I returned my eyes to the ceiling in disgust. “The new and improved model, I presume. They could at least have the decency to send a human to do the job.”
They say that in the end, your life flashes before you, a highlight reel of your beloved friends and family. Or you recall a special memory or place. Or that all your life becomes clear, weightless, lifted.

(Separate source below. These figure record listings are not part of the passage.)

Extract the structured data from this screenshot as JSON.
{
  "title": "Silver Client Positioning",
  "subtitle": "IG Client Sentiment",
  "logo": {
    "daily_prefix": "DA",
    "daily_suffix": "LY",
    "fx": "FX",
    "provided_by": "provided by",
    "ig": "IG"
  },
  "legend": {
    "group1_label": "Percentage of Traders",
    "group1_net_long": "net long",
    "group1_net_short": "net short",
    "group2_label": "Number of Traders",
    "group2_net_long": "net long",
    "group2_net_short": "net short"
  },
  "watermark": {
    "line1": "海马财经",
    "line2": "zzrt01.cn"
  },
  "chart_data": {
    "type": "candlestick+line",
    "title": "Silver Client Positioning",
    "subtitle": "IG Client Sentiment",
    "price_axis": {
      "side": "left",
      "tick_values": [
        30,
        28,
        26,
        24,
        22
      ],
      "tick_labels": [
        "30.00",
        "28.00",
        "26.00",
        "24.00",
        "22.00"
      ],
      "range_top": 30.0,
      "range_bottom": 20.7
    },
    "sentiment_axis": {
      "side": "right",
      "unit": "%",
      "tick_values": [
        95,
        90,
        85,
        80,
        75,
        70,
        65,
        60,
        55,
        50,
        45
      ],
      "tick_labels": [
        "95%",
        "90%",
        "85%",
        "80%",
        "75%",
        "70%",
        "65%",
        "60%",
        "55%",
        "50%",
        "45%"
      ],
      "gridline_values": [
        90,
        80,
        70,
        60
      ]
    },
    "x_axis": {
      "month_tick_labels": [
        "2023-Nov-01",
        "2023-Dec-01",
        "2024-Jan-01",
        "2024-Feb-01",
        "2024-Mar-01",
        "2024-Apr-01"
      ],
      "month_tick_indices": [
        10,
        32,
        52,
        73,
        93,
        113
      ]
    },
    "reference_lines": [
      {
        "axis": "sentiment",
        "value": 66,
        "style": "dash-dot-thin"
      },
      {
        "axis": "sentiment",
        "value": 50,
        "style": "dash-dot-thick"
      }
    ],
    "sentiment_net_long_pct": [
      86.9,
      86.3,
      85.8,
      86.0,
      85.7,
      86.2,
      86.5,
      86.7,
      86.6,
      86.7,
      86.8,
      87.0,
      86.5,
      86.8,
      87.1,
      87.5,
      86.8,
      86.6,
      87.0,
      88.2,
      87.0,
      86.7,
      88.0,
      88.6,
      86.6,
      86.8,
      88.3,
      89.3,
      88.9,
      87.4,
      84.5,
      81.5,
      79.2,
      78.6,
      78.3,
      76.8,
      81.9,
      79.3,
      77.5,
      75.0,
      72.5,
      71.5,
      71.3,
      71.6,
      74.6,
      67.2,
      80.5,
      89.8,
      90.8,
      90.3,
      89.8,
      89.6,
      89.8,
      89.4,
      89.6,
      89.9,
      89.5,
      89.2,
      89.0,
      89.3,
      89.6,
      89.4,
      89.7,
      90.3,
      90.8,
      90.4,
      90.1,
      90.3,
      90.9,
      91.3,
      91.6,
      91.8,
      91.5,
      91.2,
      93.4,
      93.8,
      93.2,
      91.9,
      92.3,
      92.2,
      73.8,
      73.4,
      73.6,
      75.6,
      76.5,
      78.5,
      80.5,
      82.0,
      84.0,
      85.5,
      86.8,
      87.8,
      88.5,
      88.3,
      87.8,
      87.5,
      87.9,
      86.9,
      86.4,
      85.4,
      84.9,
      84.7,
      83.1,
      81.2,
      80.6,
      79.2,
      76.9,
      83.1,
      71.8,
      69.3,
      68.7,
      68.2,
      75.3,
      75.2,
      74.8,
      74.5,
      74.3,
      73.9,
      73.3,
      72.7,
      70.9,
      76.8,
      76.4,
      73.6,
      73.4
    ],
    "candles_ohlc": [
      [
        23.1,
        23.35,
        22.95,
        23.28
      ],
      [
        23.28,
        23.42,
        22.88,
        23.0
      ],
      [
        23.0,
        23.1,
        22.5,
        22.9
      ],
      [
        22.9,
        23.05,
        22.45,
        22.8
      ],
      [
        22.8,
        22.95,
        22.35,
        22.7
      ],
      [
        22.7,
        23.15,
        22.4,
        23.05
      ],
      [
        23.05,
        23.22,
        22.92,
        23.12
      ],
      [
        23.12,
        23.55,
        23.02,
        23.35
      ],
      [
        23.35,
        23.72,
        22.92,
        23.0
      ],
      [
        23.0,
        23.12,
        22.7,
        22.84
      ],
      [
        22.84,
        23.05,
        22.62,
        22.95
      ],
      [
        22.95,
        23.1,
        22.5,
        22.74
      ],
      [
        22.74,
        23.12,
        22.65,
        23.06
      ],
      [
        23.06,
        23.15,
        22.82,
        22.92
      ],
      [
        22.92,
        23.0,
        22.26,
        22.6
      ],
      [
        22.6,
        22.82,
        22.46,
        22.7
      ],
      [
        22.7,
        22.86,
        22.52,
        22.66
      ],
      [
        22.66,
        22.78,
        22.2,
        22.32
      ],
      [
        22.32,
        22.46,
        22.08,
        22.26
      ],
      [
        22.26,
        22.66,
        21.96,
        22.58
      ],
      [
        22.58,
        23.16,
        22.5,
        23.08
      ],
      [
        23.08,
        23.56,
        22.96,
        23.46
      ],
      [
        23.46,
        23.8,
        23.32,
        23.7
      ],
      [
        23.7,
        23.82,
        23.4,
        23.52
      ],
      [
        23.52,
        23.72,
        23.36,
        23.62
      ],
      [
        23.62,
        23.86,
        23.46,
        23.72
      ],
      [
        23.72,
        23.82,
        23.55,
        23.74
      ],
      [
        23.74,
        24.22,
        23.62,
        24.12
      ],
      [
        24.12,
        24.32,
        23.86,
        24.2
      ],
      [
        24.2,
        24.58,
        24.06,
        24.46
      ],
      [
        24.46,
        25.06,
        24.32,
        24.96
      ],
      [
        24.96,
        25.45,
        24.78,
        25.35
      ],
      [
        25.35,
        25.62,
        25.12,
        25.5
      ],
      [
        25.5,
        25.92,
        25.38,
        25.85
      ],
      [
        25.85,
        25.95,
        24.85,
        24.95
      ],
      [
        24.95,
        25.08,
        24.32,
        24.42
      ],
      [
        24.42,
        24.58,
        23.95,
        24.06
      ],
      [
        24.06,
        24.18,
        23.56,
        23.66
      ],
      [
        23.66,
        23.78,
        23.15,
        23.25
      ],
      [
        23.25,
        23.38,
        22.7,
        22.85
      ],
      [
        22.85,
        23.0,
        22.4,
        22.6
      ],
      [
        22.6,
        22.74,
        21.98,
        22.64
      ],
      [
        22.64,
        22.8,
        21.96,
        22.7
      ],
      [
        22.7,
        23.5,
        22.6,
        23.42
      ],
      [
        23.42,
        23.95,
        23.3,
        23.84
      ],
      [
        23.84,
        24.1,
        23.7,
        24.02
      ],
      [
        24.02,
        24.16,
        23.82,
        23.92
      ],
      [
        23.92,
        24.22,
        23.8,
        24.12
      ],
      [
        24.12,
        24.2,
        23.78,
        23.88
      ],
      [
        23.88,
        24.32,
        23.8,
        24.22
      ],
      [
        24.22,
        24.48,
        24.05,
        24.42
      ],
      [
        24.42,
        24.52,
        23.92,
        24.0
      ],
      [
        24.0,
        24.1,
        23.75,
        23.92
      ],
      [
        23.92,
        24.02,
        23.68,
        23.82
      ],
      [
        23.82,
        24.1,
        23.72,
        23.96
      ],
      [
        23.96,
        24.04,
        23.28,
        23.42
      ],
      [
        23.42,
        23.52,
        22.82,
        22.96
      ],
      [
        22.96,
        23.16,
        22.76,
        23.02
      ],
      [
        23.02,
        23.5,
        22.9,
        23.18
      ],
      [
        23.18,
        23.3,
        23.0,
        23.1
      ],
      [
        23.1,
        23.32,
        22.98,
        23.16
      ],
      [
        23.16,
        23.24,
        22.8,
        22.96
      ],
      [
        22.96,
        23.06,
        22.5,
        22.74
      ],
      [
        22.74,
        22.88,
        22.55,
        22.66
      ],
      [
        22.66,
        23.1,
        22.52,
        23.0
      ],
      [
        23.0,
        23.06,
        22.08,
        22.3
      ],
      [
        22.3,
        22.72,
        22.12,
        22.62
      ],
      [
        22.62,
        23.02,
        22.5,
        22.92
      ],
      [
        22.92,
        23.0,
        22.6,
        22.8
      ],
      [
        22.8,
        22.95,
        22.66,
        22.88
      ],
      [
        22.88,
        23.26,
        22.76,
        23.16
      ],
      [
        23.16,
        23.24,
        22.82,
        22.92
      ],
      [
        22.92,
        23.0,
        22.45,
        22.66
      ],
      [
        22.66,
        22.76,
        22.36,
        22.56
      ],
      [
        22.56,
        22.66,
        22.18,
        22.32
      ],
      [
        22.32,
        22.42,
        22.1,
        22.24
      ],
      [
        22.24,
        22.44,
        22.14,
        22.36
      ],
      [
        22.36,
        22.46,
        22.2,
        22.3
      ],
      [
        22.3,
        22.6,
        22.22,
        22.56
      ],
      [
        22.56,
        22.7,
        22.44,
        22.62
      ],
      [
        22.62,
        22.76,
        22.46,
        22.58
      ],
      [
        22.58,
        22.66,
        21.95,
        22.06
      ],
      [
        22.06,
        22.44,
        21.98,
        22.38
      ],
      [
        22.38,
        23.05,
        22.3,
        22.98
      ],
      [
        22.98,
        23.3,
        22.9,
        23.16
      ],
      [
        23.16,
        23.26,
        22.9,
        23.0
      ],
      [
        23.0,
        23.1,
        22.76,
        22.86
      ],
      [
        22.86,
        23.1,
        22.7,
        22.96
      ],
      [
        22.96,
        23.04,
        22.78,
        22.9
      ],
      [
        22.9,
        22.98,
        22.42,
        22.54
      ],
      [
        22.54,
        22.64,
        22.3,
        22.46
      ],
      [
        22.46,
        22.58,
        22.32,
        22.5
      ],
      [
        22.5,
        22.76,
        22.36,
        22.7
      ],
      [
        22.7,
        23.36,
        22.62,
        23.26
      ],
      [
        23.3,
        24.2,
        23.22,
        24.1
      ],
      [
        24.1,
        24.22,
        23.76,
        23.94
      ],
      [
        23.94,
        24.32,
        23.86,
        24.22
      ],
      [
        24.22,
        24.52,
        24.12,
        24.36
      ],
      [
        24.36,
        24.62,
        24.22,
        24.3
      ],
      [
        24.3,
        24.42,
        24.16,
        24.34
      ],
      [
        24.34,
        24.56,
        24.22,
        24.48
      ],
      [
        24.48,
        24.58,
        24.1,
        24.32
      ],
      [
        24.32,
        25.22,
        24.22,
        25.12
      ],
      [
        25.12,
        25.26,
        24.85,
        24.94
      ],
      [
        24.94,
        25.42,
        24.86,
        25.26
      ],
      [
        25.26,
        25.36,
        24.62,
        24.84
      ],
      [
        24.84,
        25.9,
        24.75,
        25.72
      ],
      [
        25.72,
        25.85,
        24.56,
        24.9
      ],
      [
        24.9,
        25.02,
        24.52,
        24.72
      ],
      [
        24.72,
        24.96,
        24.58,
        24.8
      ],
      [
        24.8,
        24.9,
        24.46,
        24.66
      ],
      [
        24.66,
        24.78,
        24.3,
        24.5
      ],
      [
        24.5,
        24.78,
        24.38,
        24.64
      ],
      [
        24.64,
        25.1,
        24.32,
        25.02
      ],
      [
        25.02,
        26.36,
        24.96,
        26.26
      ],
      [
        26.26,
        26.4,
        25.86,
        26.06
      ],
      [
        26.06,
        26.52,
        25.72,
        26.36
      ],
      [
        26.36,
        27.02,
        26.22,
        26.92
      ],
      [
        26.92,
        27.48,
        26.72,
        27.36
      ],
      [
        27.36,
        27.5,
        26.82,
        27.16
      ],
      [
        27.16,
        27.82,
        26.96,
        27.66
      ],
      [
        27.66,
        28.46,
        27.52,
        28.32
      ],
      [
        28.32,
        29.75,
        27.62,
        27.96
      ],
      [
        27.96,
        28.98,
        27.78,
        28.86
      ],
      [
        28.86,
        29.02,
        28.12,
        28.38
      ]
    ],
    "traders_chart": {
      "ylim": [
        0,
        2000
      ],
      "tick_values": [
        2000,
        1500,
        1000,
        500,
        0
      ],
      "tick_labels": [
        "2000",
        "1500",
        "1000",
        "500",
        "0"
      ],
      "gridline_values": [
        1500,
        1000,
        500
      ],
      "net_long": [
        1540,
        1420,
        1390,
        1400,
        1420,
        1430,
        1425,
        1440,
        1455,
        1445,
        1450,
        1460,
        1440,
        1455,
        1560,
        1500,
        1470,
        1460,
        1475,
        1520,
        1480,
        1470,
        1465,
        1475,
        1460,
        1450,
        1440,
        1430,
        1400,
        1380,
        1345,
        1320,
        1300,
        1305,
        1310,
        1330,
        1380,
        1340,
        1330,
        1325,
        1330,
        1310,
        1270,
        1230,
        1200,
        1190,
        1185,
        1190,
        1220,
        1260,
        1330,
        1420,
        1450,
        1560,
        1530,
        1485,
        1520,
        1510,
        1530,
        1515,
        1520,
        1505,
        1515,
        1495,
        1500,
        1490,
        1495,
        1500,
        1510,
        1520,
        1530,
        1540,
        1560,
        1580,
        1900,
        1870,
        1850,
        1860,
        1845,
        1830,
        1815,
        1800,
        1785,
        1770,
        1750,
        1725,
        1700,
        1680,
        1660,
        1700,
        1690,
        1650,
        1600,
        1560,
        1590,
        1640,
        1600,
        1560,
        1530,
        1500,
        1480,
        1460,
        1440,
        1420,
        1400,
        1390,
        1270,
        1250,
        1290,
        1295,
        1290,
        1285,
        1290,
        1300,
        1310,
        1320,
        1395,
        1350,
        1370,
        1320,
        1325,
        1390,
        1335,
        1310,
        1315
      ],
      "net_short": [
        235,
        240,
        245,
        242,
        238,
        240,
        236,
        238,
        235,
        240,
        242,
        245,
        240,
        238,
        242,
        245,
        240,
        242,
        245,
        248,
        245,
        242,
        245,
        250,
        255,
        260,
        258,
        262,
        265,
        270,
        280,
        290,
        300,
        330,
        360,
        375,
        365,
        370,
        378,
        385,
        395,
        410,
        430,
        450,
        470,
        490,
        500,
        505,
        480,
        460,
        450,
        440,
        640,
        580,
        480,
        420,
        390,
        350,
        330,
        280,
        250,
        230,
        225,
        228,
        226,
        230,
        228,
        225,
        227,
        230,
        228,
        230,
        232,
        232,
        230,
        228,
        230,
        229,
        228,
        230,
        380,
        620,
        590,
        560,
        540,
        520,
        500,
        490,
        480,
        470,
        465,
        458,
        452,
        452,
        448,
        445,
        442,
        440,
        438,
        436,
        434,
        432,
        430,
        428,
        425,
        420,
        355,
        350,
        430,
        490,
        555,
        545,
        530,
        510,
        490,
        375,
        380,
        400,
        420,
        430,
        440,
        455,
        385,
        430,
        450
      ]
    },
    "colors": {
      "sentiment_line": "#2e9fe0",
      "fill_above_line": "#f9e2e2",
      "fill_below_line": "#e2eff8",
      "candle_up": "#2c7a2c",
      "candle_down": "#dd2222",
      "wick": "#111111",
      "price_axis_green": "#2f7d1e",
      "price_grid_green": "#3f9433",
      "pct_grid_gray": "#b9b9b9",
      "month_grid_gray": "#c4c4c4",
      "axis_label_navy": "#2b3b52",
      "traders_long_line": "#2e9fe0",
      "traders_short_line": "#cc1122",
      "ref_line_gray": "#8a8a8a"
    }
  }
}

For me, all I felt was the guilt settling over me like falling snow.
“You know,” I said as Danny-E prepared the injection site, “I don’t remember the ones we saved. The ones we spared doing what we did. You would think that would be the important thing, but all I can think about is that last raid. We bagged the target within the first moments, and it was over almost before it began except for the wailing and screaming from the corner.”
Danny-E sat on the stool. He held the needle and waited.
“There was this woman crouching there, hysterical, clutching a steak knife and holding a small, crying boy to her chest. Next to her, there was this man cradling a black-haired little girl in his arms. A stray bullet had found her left lung. He held her as her small body labored for life. A rifle lay across his lap, and he looked at me. I’ll never shake that look.”
I felt the warmth run down my cheeks, wishing for the end, for atonement.
“A DACS would have identified the weapon and engaged the threat,” I said. “Taken them out. But we didn’t. We just packed it up and left. That’s the real cost of this war, and you’re on the wrong goddamn side, pal. So go ahead. Get on with it.”
“Just a moment, captain,” Danny-E said after a pause, wrinkling his forehead. “I don’t understand. You turned your back on an armed enemy?”
“No,” I said. “I left a father to bury his child. I saw it written on his face and I knew. From one human to another, I knew. Something your kind will never understand. I don’t know if it made any difference in the end. But I wish I could have saved that little girl. I wish I could have, but I didn’t. I know that much.”
When I said no more, the DACS glanced at the clipboard and rose from the stool. It reached out and grabbed my wrist, steadying my arm in preparation. Its fingers were warm and gentle. The needle rose and Danny-E looked at me with sad, clear eyes. Its brow furrowed as it searched my face, the muscles of its own belaying budding emotion. The needle hovered, and I waited.